The hypnotic,eastern-flavoured title track, meanwhile, might get a little lost in its own repetitiveness (it’s essentially one weird, sitar-aping riff repeated for four minutes), but what you have to take into account is that these offcuts (most of these songs were written during the band’s ‘Fever To Tell’ tour back in 2004) are still better than most bands’ first-choice picks. And anyway, ’10 X 10”s Muse-esque fretboard histrionics, nagging melody and eerie tale of stolen wives, stolen knives and foul play afoot – “Ten by 10, three by three, was the house that buried me/Did I really drown?” – is so obviously classic YYYs, you forget the brief blip before it.
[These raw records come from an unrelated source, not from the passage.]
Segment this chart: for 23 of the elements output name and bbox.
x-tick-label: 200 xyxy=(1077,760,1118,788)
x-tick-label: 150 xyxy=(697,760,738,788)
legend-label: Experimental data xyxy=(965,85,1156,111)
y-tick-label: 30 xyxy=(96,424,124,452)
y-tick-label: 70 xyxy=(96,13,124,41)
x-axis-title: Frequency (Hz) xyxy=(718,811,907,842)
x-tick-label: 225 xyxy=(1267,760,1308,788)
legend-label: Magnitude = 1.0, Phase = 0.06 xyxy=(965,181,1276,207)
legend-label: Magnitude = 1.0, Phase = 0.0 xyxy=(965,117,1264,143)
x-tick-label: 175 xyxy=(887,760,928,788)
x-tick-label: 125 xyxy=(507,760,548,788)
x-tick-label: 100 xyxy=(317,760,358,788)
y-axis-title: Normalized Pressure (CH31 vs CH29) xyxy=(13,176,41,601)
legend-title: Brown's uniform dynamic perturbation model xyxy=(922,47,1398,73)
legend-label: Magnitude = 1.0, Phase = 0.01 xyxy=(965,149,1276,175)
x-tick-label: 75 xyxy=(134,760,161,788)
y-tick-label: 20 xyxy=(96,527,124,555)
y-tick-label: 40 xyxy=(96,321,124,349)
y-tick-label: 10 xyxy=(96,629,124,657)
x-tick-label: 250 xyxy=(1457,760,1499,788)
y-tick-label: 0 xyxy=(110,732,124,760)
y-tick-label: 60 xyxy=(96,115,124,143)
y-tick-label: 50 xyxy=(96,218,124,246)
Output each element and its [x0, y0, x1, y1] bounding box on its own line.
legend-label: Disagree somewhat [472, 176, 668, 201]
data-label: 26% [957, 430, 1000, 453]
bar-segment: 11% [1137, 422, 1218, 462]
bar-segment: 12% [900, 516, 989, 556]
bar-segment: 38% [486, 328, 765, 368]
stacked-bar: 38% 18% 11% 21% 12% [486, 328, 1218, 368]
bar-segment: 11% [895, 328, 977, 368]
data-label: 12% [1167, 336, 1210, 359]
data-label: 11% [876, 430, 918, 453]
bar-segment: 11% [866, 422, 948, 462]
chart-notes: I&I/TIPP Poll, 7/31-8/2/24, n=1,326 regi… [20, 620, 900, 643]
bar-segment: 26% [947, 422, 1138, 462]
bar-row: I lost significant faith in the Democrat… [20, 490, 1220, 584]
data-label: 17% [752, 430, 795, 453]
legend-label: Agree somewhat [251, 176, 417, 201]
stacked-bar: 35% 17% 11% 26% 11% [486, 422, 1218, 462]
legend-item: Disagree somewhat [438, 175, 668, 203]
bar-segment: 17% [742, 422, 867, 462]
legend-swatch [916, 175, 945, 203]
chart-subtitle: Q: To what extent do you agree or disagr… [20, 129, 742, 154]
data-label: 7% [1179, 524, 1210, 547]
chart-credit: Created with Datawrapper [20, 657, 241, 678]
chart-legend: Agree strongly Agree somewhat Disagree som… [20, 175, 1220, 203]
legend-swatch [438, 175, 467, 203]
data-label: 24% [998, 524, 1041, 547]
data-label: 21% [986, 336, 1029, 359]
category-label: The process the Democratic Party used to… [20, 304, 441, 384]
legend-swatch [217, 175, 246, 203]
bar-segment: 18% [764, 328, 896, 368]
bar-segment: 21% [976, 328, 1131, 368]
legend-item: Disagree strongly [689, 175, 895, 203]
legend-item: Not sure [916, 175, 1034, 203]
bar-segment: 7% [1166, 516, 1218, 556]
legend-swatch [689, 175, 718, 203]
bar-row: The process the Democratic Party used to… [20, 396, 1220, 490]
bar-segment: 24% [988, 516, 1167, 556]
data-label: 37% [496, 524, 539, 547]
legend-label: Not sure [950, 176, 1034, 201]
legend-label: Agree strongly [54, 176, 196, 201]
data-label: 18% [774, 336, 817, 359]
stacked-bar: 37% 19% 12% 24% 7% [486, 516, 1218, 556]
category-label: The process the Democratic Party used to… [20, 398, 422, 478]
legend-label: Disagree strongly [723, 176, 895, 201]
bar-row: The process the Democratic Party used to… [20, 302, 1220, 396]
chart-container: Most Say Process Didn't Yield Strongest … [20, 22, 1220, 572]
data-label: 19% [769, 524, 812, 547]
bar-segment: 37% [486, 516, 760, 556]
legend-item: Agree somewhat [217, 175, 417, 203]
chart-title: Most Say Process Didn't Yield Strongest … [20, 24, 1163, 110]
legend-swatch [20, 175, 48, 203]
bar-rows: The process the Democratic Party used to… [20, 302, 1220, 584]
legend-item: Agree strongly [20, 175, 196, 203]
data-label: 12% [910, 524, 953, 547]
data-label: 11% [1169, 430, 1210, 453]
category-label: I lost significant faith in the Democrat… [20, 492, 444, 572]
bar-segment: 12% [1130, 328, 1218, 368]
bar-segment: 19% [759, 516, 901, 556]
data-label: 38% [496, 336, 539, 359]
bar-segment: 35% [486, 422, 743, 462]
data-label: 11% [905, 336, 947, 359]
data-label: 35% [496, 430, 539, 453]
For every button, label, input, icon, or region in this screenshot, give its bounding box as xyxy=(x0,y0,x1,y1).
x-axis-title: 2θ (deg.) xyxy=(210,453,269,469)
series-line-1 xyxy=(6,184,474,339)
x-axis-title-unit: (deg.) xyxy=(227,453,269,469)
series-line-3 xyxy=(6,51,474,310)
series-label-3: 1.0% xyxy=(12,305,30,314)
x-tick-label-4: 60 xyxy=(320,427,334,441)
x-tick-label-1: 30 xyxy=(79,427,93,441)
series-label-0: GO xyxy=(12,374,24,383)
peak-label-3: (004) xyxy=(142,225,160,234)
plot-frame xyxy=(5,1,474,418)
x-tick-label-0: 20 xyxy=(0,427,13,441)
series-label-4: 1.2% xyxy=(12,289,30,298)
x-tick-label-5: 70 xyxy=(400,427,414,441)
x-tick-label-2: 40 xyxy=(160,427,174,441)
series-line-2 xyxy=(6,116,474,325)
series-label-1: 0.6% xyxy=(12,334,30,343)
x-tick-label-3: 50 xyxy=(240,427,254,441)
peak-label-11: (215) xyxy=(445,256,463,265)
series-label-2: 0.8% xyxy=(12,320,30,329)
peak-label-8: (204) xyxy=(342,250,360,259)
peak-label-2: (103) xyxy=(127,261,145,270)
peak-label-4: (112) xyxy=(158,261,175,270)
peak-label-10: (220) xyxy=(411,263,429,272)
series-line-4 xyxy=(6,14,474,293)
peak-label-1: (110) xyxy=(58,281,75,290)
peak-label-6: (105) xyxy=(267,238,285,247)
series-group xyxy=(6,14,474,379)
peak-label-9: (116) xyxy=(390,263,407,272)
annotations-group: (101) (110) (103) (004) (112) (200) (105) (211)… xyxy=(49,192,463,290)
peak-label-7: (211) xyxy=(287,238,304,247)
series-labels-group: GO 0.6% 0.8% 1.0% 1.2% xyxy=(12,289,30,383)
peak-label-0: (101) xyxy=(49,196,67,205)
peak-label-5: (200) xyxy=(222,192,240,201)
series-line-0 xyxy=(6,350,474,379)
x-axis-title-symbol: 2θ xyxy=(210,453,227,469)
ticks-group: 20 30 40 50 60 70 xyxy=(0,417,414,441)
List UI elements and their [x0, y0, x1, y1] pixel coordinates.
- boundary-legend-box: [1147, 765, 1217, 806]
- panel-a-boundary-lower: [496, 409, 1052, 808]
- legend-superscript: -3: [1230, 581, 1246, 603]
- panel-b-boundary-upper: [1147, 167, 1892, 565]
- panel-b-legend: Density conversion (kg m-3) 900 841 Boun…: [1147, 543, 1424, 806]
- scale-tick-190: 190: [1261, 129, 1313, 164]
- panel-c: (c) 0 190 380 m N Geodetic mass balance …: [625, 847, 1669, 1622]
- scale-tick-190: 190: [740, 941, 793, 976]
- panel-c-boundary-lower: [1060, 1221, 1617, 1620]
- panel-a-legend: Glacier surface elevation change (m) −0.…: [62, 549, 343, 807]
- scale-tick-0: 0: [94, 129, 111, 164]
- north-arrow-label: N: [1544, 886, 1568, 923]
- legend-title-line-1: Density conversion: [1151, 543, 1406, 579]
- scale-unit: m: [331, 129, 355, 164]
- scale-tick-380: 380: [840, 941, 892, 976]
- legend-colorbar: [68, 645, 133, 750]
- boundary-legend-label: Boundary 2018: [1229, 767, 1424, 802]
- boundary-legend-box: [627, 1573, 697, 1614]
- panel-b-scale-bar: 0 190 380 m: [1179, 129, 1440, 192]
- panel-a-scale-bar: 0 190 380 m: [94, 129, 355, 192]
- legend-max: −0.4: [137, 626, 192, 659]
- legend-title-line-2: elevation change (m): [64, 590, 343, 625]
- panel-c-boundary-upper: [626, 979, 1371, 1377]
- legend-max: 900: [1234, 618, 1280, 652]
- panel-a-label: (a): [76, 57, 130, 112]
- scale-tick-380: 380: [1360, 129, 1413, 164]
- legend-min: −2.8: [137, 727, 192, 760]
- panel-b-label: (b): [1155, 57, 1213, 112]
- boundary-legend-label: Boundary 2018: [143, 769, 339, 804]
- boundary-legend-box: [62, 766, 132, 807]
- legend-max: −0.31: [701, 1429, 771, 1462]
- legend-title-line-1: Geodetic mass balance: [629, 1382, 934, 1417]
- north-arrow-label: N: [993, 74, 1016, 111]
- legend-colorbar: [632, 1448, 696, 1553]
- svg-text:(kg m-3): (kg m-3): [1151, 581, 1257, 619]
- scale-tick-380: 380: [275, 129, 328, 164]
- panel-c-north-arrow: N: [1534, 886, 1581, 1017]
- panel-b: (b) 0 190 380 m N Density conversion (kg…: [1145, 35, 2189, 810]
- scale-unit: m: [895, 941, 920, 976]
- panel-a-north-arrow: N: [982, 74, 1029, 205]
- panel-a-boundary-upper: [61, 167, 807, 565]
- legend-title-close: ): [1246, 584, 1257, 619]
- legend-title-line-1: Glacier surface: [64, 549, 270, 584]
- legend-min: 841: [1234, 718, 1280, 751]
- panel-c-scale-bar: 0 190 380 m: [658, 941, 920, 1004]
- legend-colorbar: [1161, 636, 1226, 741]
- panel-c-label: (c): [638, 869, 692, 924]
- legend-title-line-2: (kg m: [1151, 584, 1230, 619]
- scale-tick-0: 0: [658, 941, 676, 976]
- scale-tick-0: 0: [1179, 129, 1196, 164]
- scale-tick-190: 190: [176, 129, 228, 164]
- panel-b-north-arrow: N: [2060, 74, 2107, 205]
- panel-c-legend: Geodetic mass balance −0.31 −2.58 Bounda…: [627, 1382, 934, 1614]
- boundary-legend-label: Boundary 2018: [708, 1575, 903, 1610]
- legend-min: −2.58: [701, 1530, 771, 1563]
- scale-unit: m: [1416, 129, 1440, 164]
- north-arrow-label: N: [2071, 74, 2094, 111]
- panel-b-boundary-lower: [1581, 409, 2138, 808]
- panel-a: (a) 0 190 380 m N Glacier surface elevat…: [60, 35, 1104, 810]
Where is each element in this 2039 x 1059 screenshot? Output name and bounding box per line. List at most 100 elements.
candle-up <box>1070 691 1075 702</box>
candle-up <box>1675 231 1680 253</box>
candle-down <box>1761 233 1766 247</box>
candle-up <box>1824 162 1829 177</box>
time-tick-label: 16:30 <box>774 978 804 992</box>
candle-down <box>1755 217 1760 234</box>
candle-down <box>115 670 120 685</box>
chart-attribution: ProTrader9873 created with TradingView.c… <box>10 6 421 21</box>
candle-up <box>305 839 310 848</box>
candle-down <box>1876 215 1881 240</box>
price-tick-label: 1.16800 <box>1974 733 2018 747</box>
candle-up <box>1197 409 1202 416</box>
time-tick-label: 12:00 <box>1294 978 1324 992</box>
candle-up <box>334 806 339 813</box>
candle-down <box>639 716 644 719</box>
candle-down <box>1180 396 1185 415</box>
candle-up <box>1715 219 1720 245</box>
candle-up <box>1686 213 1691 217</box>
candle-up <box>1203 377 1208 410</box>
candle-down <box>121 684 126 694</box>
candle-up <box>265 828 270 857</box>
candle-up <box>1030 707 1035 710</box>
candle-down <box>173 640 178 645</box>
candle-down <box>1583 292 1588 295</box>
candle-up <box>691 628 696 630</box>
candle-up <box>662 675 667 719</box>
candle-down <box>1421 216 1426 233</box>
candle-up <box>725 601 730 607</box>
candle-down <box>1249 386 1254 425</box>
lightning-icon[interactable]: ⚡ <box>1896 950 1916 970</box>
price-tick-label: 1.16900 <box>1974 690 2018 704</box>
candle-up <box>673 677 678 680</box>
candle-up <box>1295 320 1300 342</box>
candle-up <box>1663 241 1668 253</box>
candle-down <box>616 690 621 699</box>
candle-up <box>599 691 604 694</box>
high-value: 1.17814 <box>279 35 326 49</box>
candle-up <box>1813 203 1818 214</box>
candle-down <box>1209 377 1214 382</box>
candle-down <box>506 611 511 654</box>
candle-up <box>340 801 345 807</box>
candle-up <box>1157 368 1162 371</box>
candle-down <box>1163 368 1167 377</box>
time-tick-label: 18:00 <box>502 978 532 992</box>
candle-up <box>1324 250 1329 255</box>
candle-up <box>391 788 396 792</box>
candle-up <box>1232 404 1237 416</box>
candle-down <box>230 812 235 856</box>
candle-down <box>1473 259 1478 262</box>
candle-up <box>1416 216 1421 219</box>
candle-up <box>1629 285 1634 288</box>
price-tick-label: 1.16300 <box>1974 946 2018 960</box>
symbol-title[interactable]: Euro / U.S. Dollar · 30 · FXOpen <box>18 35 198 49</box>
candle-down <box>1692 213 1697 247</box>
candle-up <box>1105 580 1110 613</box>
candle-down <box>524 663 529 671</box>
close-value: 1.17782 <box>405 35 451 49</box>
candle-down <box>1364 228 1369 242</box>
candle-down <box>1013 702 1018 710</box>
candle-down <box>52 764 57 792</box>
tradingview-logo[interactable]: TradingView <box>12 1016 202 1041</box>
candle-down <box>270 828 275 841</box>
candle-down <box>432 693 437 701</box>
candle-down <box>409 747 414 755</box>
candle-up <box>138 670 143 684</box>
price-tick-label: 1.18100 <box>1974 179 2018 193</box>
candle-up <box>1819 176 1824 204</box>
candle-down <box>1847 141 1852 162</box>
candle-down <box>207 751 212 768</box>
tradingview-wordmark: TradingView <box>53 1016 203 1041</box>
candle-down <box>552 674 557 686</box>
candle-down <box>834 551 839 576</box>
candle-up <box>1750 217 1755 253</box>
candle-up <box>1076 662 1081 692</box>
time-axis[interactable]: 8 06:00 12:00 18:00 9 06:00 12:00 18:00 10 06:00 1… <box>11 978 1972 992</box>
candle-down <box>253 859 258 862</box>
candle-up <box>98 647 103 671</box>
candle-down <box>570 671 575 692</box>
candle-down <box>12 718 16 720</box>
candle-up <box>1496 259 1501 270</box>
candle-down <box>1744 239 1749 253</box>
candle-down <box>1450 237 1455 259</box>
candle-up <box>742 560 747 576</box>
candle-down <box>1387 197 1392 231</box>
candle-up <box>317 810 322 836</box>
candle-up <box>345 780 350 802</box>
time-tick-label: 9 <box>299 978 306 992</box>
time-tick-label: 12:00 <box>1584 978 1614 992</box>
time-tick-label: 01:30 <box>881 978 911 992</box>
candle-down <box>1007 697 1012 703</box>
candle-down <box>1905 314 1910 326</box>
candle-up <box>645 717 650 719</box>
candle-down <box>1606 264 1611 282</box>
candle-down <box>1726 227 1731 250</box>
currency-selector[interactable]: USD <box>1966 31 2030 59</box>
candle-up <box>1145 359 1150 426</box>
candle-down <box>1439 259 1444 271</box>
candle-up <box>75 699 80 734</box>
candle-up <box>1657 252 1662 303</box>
Built around jerking slabs of distorted riffage that sounds like the notes are being torn from the strings against their will, it’s a spookily atmospheric, darkly sexy thrill ride that wraps everything up in a paradoxically satifsfying unhappy ending.
Given when these songs were recorded, it’s hard to gauge ‘Is Is”s importance to Yeah Yeah Yeahs’ future development. But what isn’t difficult is to recognise YYYs’ position as the most exciting, visceral band to have come out of the early-noughties New York scene that bred them. If ‘Show Your Bones’ was Karen and company emerging, butterly-like, from their noisy cocoon of grot’n’grime-splattered rock’n’roll into something approaching commerciality, then ‘Is Is’ is a stylistic regression, but it’s a fascinating one. This EP titillates before leaving you wanting more; just how it should be. What will the third album sound like? ‘Is Is’ offers no concrete answers, but what is certain is our dalliance with Yeah Yeah Yeahs will be more than a transitory fumble and a cab fare home in the morning.